Carroll RL 1976. Galesphyrus capensis, a younginid eosuchian from South Africa. Annals of the South African Museum 72(4):59-68.
Carroll RL 1981. Plesiosaur ancestors from the Upper Permian of Madagascar. Philosophical Transactions of the Royal Society London B 293: 315-383.
Currie PJ 1980. A new younginid (Reptilia: Eosuchia) from the Upper Permian of Madagascar. Canadian Journal of Earth Sciences 17(4):500-51.
Currie PJ 1981. Hovasaurus bolei, an aquatic eosuchian from the Upper Permian of Madagascar. Palaeontologica Africana, 24: 99-163.
Evans 1988. The Upper Permian reptile Adelosaurus from Durham. Palaeontology 31(4): 957-964. online pdf
Gardner NM, Holliday CM and O’Keefe FR 2010. The braincase of Youngina capensis (Reptilia, Diapsida): New insights from high-resolution CT scanning of the holotype. Paleonotologica Electronica 13(3).

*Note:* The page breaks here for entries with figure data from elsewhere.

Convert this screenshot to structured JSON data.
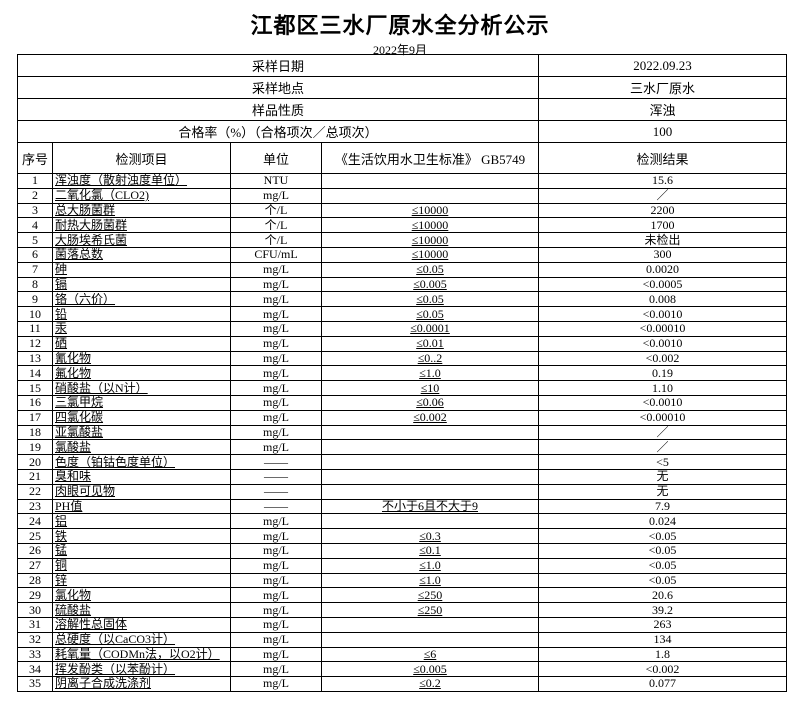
{
  "title": "江都区三水厂原水全分析公示",
  "subtitle": "2022年9月",
  "info": [
    {
      "label": "采样日期",
      "value": "2022.09.23"
    },
    {
      "label": "采样地点",
      "value": "三水厂原水"
    },
    {
      "label": "样品性质",
      "value": "浑浊"
    },
    {
      "label": "合格率（%）（合格项次／总项次）",
      "value": "100"
    }
  ],
  "columns": [
    "序号",
    "检测项目",
    "单位",
    "《生活饮用水卫生标准》 GB5749",
    "检测结果"
  ],
  "rows": [
    [
      "1",
      "浑浊度（散射浊度单位）",
      "NTU",
      "",
      "15.6"
    ],
    [
      "2",
      "二氧化氯（CLO2)",
      "mg/L",
      "",
      "／"
    ],
    [
      "3",
      "总大肠菌群",
      "个/L",
      "≤10000",
      "2200"
    ],
    [
      "4",
      "耐热大肠菌群",
      "个/L",
      "≤10000",
      "1700"
    ],
    [
      "5",
      "大肠埃希氏菌",
      "个/L",
      "≤10000",
      "未检出"
    ],
    [
      "6",
      "菌落总数",
      "CFU/mL",
      "≤10000",
      "300"
    ],
    [
      "7",
      "砷",
      "mg/L",
      "≤0.05",
      "0.0020"
    ],
    [
      "8",
      "镉",
      "mg/L",
      "≤0.005",
      "<0.0005"
    ],
    [
      "9",
      "铬（六价）",
      "mg/L",
      "≤0.05",
      "0.008"
    ],
    [
      "10",
      "铅",
      "mg/L",
      "≤0.05",
      "<0.0010"
    ],
    [
      "11",
      "汞",
      "mg/L",
      "≤0.0001",
      "<0.00010"
    ],
    [
      "12",
      "硒",
      "mg/L",
      "≤0.01",
      "<0.0010"
    ],
    [
      "13",
      "氰化物",
      "mg/L",
      "≤0..2",
      "<0.002"
    ],
    [
      "14",
      "氟化物",
      "mg/L",
      "≤1.0",
      "0.19"
    ],
    [
      "15",
      "硝酸盐（以N计）",
      "mg/L",
      "≤10",
      "1.10"
    ],
    [
      "16",
      "三氯甲烷",
      "mg/L",
      "≤0.06",
      "<0.0010"
    ],
    [
      "17",
      "四氯化碳",
      "mg/L",
      "≤0.002",
      "<0.00010"
    ],
    [
      "18",
      "亚氯酸盐",
      "mg/L",
      "",
      "／"
    ],
    [
      "19",
      "氯酸盐",
      "mg/L",
      "",
      "／"
    ],
    [
      "20",
      "色度（铂钴色度单位）",
      "——",
      "",
      "<5"
    ],
    [
      "21",
      "臭和味",
      "——",
      "",
      "无"
    ],
    [
      "22",
      "肉眼可见物",
      "——",
      "",
      "无"
    ],
    [
      "23",
      "PH值",
      "——",
      "不小于6且不大于9",
      "7.9"
    ],
    [
      "24",
      "铝",
      "mg/L",
      "",
      "0.024"
    ],
    [
      "25",
      "铁",
      "mg/L",
      "≤0.3",
      "<0.05"
    ],
    [
      "26",
      "锰",
      "mg/L",
      "≤0.1",
      "<0.05"
    ],
    [
      "27",
      "铜",
      "mg/L",
      "≤1.0",
      "<0.05"
    ],
    [
      "28",
      "锌",
      "mg/L",
      "≤1.0",
      "<0.05"
    ],
    [
      "29",
      "氯化物",
      "mg/L",
      "≤250",
      "20.6"
    ],
    [
      "30",
      "硫酸盐",
      "mg/L",
      "≤250",
      "39.2"
    ],
    [
      "31",
      "溶解性总固体",
      "mg/L",
      "",
      "263"
    ],
    [
      "32",
      "总硬度（以CaCO3计）",
      "mg/L",
      "",
      "134"
    ],
    [
      "33",
      "耗氧量（CODMn法，以O2计）",
      "mg/L",
      "≤6",
      "1.8"
    ],
    [
      "34",
      "挥发酚类（以苯酚计）",
      "mg/L",
      "≤0.005",
      "<0.002"
    ],
    [
      "35",
      "阴离子合成洗涤剂",
      "mg/L",
      "≤0.2",
      "0.077"
    ]
  ]
}
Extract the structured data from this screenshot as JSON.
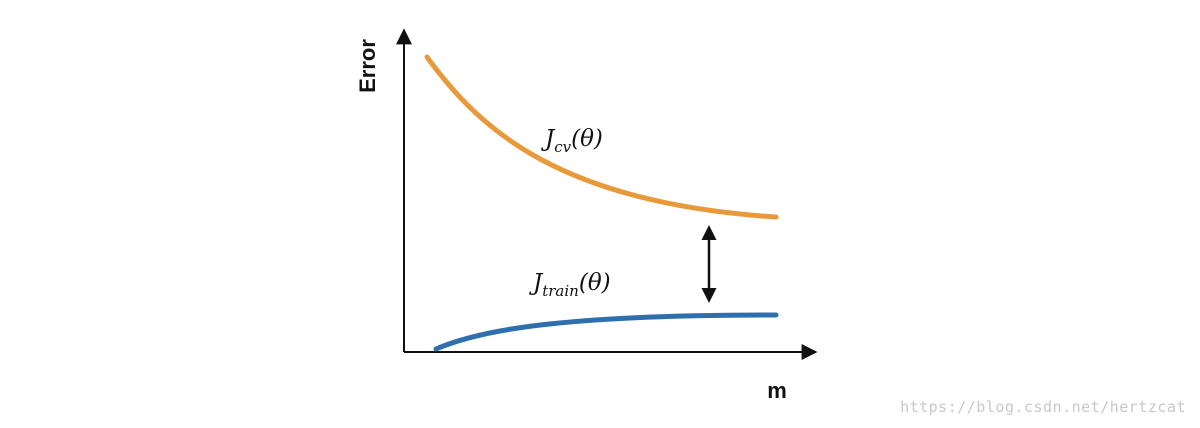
{
  "axes": {
    "y_title": "Error",
    "x_title": "m"
  },
  "curves": {
    "cv": {
      "label_main": "J",
      "label_sub": "cv",
      "label_arg": "(θ)",
      "color": "#E8993A"
    },
    "train": {
      "label_main": "J",
      "label_sub": "train",
      "label_arg": "(θ)",
      "color": "#2F6FAE"
    }
  },
  "watermark": "https://blog.csdn.net/hertzcat"
}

Gow CE 1975. The morphology and relationships of Youngina capensis Broom and Prolacerta broomi Parrington. Palaeontologia Africana, 18:89-131.
Hancock A and Howse R 1870. On Protorosaurus speneri von Meyer, and a new species, Protorosaurus huxleyi, from the Marl Slate of Middridge, Durham. Quarterly Journal of the geological Society of London 26, 565-572.
Olsen EC 1936. Notes on the skull of Youngina capensis Broom. Journal of Geology, 44 (4): 523-533.
Piveteau, J. 1926. Paleontologie de Madagascar XIII. Amphibiens et reptiles permiens. Annls  Paleont. 15: 53-180.